The hallways and common areas are filled with potted plants, to my great pleasure. I love houseplants, and the space would feel too clinical without them.

The common area is filled with people in the evenings - older people watching the news
(TV mounted on the wall to the right, out of the picture), children running around shrieking, etc.


Our apartment is on the first floor, at the end of the hall. It consists of a bedroom, office, kitchen, and bathroom (the toilet is in a separate area than the shower/sink).


We have a very nice office where Ted can do his work and I can write blog posts.

The bed is actually two twin beds pushed together with two separate comforters covered in duvet-type pockets. That seems to be the way they do it here in Russia, with the two covers. I like it because Ted can be a covers hog sometimes, and this way I don't have to fight him. :) The pillows are large and square rather than rectangular like pillows in the U.S.


View of the bathroom(s), to the left of the entryway

We have to sit or squat in the tub to take a shower, because otherwise water goes everywhere - the tub is not flush with the tiled wall. There's a handheld shower head, so you have to strategically turn the water on and off, with sudsing up or shaving done in between rinses. It's not too bad, actually, and probably saves a lot of water.

Hope you're not claustrophobic, because the "throne room" is a tight space!

To the right of the bathroom(s) is the kitchen. The stovetop works well, but using the oven trips the circuit breaker, so we have a microwave for "baking", which we keep in the cupboard when not in use because there's not a lot of counter space.
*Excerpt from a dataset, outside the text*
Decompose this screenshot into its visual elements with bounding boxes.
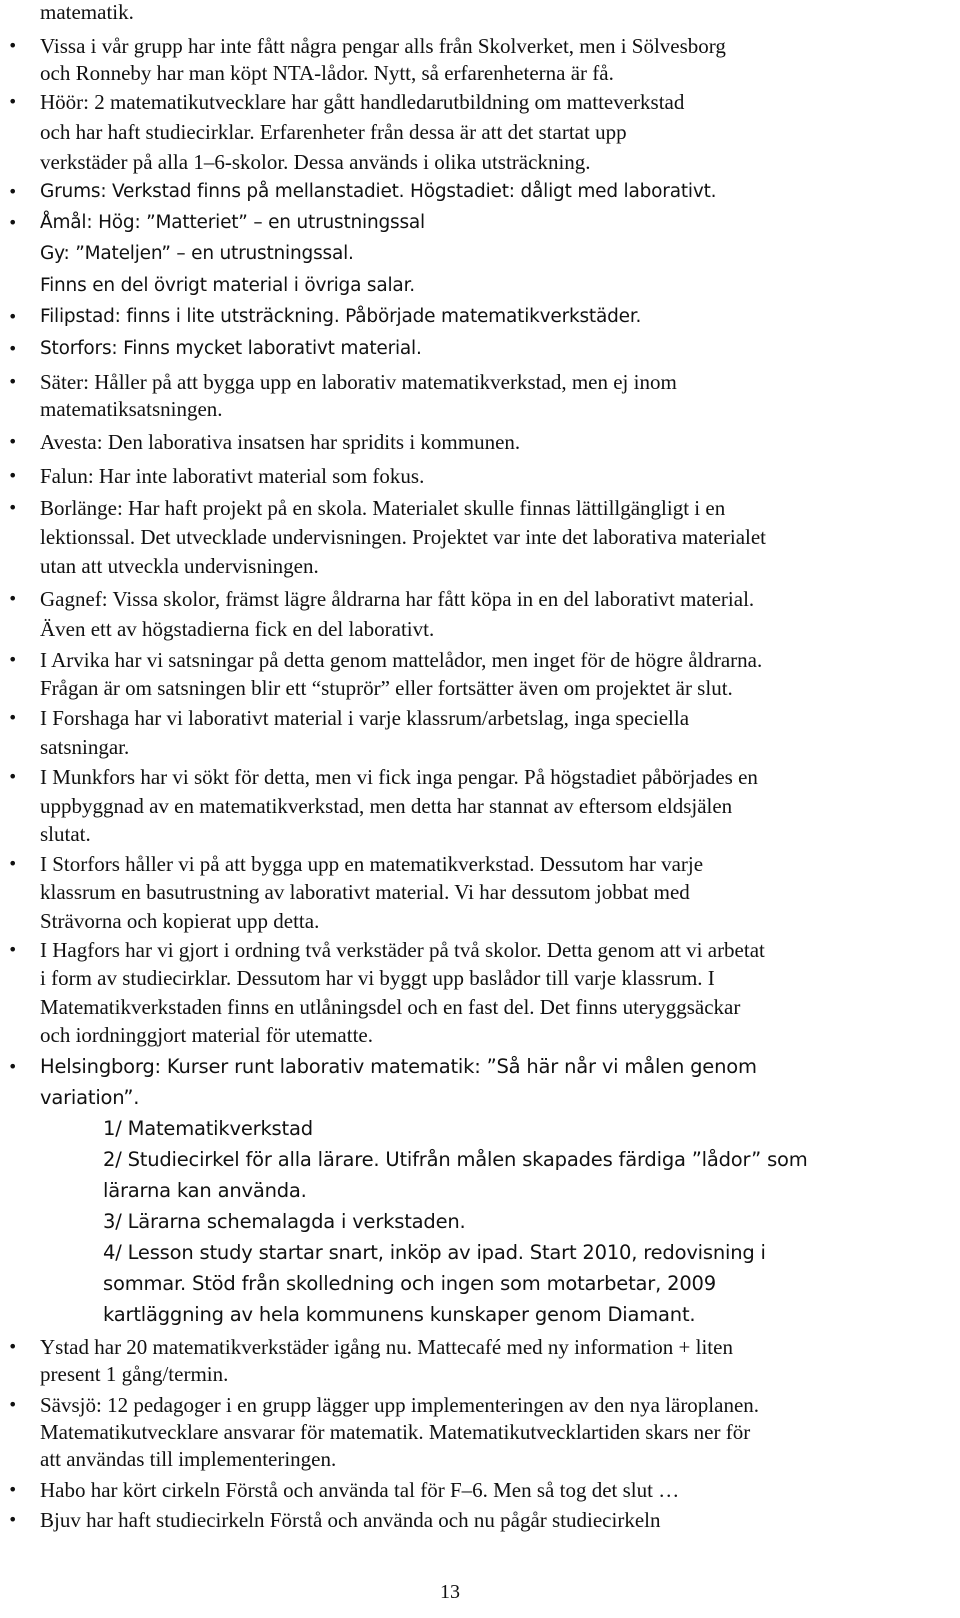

We use a cafeteria tray as a drying rack and an electric kettle to boil water. 


Here you can see what we look like eating dinner in our pajamas at night:


Just beyond the kitchen, we have a small porch with a clothesline:


We need to get with the program and hang some laundry up outside!
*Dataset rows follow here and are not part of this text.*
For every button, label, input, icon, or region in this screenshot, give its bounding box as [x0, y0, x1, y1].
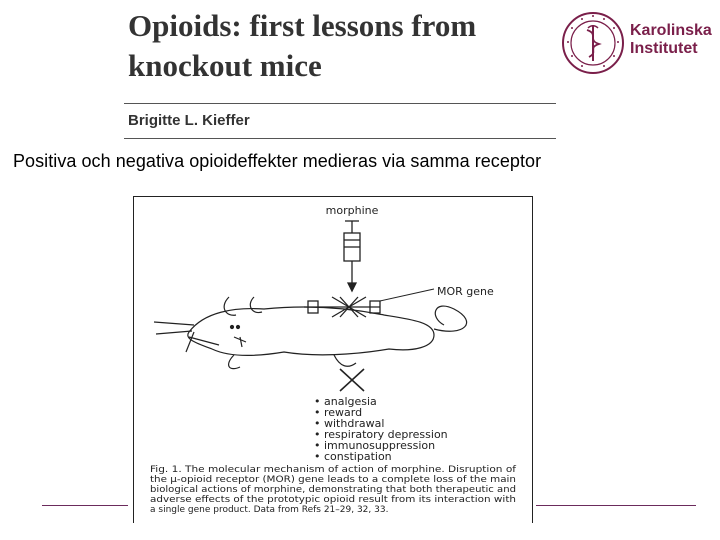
effect-item: • constipation [314, 450, 392, 463]
mouse-sketch-icon [154, 297, 467, 369]
drug-label: morphine [325, 204, 379, 217]
effects-list [314, 395, 448, 463]
author-divider [124, 138, 556, 139]
syringe-icon [344, 221, 360, 291]
gene-label: MOR gene [437, 285, 494, 298]
paper-title-line-1: Opioids: first lessons from [128, 8, 477, 43]
effect-item: • analgesia [314, 395, 377, 408]
effect-item: • respiratory depression [314, 428, 448, 441]
effect-item: • reward [314, 406, 363, 419]
scanned-figure [133, 196, 533, 523]
karolinska-seal-icon [558, 8, 628, 78]
bottom-accent-line-right [536, 505, 696, 506]
caption-line: Fig. 1. The molecular mechanism of action of morphine. Disruption of [150, 465, 517, 475]
caption-line: biological actions of morphine, demonstrating that both therapeutic and [150, 485, 516, 495]
paper-title [128, 6, 568, 86]
bottom-accent-line-left [42, 505, 128, 506]
author-name: Brigitte L. Kieffer [128, 112, 250, 129]
effect-item: • withdrawal [314, 417, 385, 430]
caption-line: the μ-opioid receptor (MOR) gene leads to a complete loss of the main [150, 475, 516, 485]
figure-caption [150, 465, 517, 515]
paper-title-line-2: knockout mice [128, 48, 322, 83]
karolinska-wordmark [630, 22, 712, 58]
caption-line: adverse effects of the prototypic opioid result from its interaction with [150, 495, 516, 505]
caption-line: a single gene product. Data from Refs 21–29, 32, 33. [150, 505, 389, 515]
figure-diagram [134, 197, 532, 523]
gene-label-pointer [380, 289, 434, 301]
effect-item: • immunosuppression [314, 439, 436, 452]
karolinska-name-line-2: Institutet [630, 40, 698, 57]
title-divider [124, 103, 556, 104]
karolinska-name-line-1: Karolinska [630, 22, 712, 39]
blocked-effect-icon [340, 369, 364, 391]
slide-subtitle: Positiva och negativa opioideffekter medieras via samma receptor [13, 151, 542, 171]
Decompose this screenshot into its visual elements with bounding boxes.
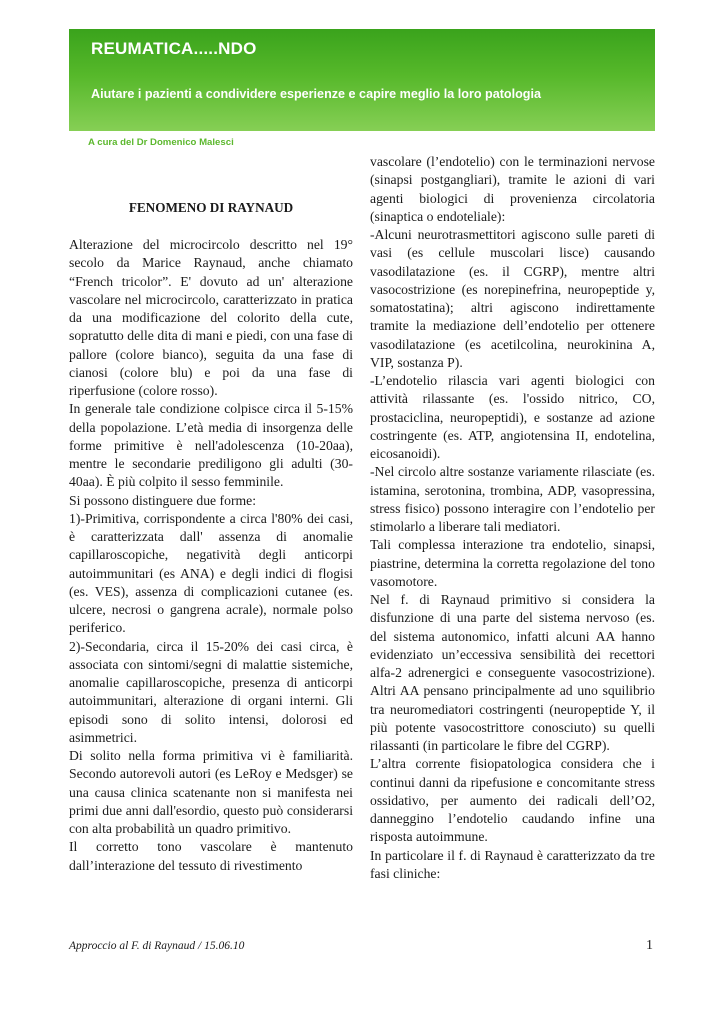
curator-line: A cura del Dr Domenico Malesci <box>88 137 234 148</box>
paragraph: Alterazione del microcircolo descritto nel 19° secolo da Marice Raynaud, anche chiamato “French tricolor”. E' dovuto ad un' alterazione vascolare nel microcircolo, caratterizzato in pratica da una modificazione del colorito della cute, sopratutto delle dita di mani e piedi, con una fase di pallore (colore bianco), seguita da una fase di cianosi (colore blu) e poi da una fase di riperfusione (colore rosso). <box>69 237 353 398</box>
paragraph: -Nel circolo altre sostanze variamente rilasciate (es. istamina, serotonina, trombina, ADP, vasopressina, stress fisico) possono interagire con l’endotelio per stimolarlo a liberare tali mediatori. <box>370 464 655 534</box>
site-title: REUMATICA.....NDO <box>91 39 257 58</box>
footer-caption: Approccio al F. di Raynaud / 15.06.10 <box>69 940 245 952</box>
paragraph: L’altra corrente fisiopatologica considera che i continui danni da ripefusione e concomitante stress ossidativo, per aumento dei radicali dell’O2, danneggino l’endotelio caudando infine una risposta autoimmune. <box>370 756 655 845</box>
paragraph: 1)-Primitiva, corrispondente a circa l'80% dei casi, è caratterizzata dall' assenza di anomalie capillaroscopiche, negatività degli anticorpi autoimmunitari (es ANA) e degli indici di flogisi (es. VES), assenza di complicazioni cutanee (es. ulcere, necrosi o gangrena acrale), normale polso periferico. <box>69 510 353 636</box>
paragraph: Nel f. di Raynaud primitivo si considera la disfunzione di una parte del sistema nervoso (es. del sistema autonomico, infatti alcuni AA hanno evidenziato un’eccessiva sensibilità dei recettori alfa-2 adrenergici e conseguente vasocostrizione). Altri AA pensano principalmente ad uno squilibrio tra neuromediatori costringenti (neuropeptide Y, il più potente vasocostrittore conosciuto) su quelli rilassanti (in particolare le fibre del CGRP). <box>370 592 655 753</box>
paragraph: Tali complessa interazione tra endotelio, sinapsi, piastrine, determina la corretta regolazione del tono vasomotore. <box>370 537 655 589</box>
article-heading: FENOMENO DI RAYNAUD <box>128 200 294 215</box>
paragraph: In particolare il f. di Raynaud è caratterizzato da tre fasi cliniche: <box>370 847 655 881</box>
paragraph: Il corretto tono vascolare è mantenuto dall’interazione del tessuto di rivestimento <box>69 839 353 873</box>
right-column <box>370 153 655 883</box>
left-column <box>69 236 353 875</box>
site-subtitle: Aiutare i pazienti a condividere esperienze e capire meglio la loro patologia <box>91 87 542 101</box>
header-banner <box>69 29 655 131</box>
paragraph: -L’endotelio rilascia vari agenti biologici con attività rilassante (es. l'ossido nitrico, CO, prostaciclina, neuropeptidi), e sostanze ad azione costringente (es. ATP, angiotensina II, endotelina, eicosanoidi). <box>370 373 655 461</box>
paragraph: In generale tale condizione colpisce circa il 5-15% della popolazione. L’età media di insorgenza delle forme primitive è nell'adolescenza (10-20aa), mentre le secondarie prediligono gli adulti (30-40aa). È più colpito il sesso femminile. <box>69 401 353 490</box>
paragraph: -Alcuni neurotrasmettitori agiscono sulle pareti di vasi (es cellule muscolari lisce) causando vasodilatazione (es. il CGRP), mentre altri vasocostrizione (es norepinefrina, neuropeptide y, somatostatina); altri agiscono indirettamente tramite la mediazione dell’endotelio per ottenere vasodilatazione (es acetilcolina, neurokinina A, VIP, sostanza P). <box>370 227 655 370</box>
paragraph: 2)-Secondaria, circa il 15-20% dei casi circa, è associata con sintomi/segni di malattie sistemiche, anomalie capillaroscopiche, presenza di anticorpi autoimmunitari, alterazione di organi interni. Gli episodi sono di solito intensi, dolorosi ed asimmetrici. <box>69 638 353 745</box>
paragraph: vascolare (l’endotelio) con le terminazioni nervose (sinapsi postgangliari), tramite le azioni di vari agenti biologici di provenienza circolatoria (sinaptica o endoteliale): <box>370 154 655 224</box>
paragraph: Si possono distinguere due forme: <box>69 492 257 508</box>
page-number: 1 <box>646 938 653 953</box>
paragraph: Di solito nella forma primitiva vi è familiarità. Secondo autorevoli autori (es LeRoy e Medsger) se una causa clinica scatenante non si manifesta nei primi due anni dall'esordio, questo può considerarsi con alta probabilità un quadro primitivo. <box>69 748 353 836</box>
The heat in this building seems to be kept at maximum temperature throughout the day and night - perhaps for families with children - so we have our windows open a good 50% of the time to cool off. The outside temperatures have so far been pretty mild, with no snow accumulation despite a couple flurries the day we arrived. We asked our international office guide whether people around here ever talk about climate change, and he answered, "All the time."

Today we are planning to go to a restaurant for a special dinner with Valeriy to celebrate our arrival. Posts about Kalmyk food coming soon!


Tuesday, February 14, 2017

R.S.V.P.

This is really happening. Ted and I have officially been invited to Russia! We have RSVP'd "YES" to Kalmyk State University, applied for our visas, and the adventure begins.

After several weeks of delays to our visa invitations, during which our frustration and despair mounted daily, we can finally progress to the next stage of our journey: preparing for departure. I have been obsessively stocking up on toiletries, laying out clothing options, and tying up loose ends in Arkansas.

A little background information first: Ted has been awarded a Fulbright Fellowship to complete four months of research in Kalmykia, Russia. He will be interviewing native Kalmyks about their religion (Buddhism) and the role it played in their lives before/during/after the time of the USSR. I'll let Ted explain more later, but that's the gist of it... I think.

Kalmykia highlighted in red

I will be tagging along for two reasons: (1) Four months is a long time to be away from your dear husband. We've spent time apart in the past during various education, research, and work-related trips, but never in the combination of THIS far apart + THIS long, and (2) This is a once-in-a-lifetime opportunity to really experience a little-known region of the world that I would otherwise never travel to.

I'm not sure what our internet connection will be like over there or what exactly I'll do to stay busy, but I'll try to post weekly updates of our experiences. Hopefully it will be interesting for those of you following along!

We are headed to Washington, D.C. in a week, then we fly to Moscow on February 24th, if all goes according to plan. From there we'll fly to Elista, in the Republic of Kalmykia. Look for blog updates sometime after February 25th!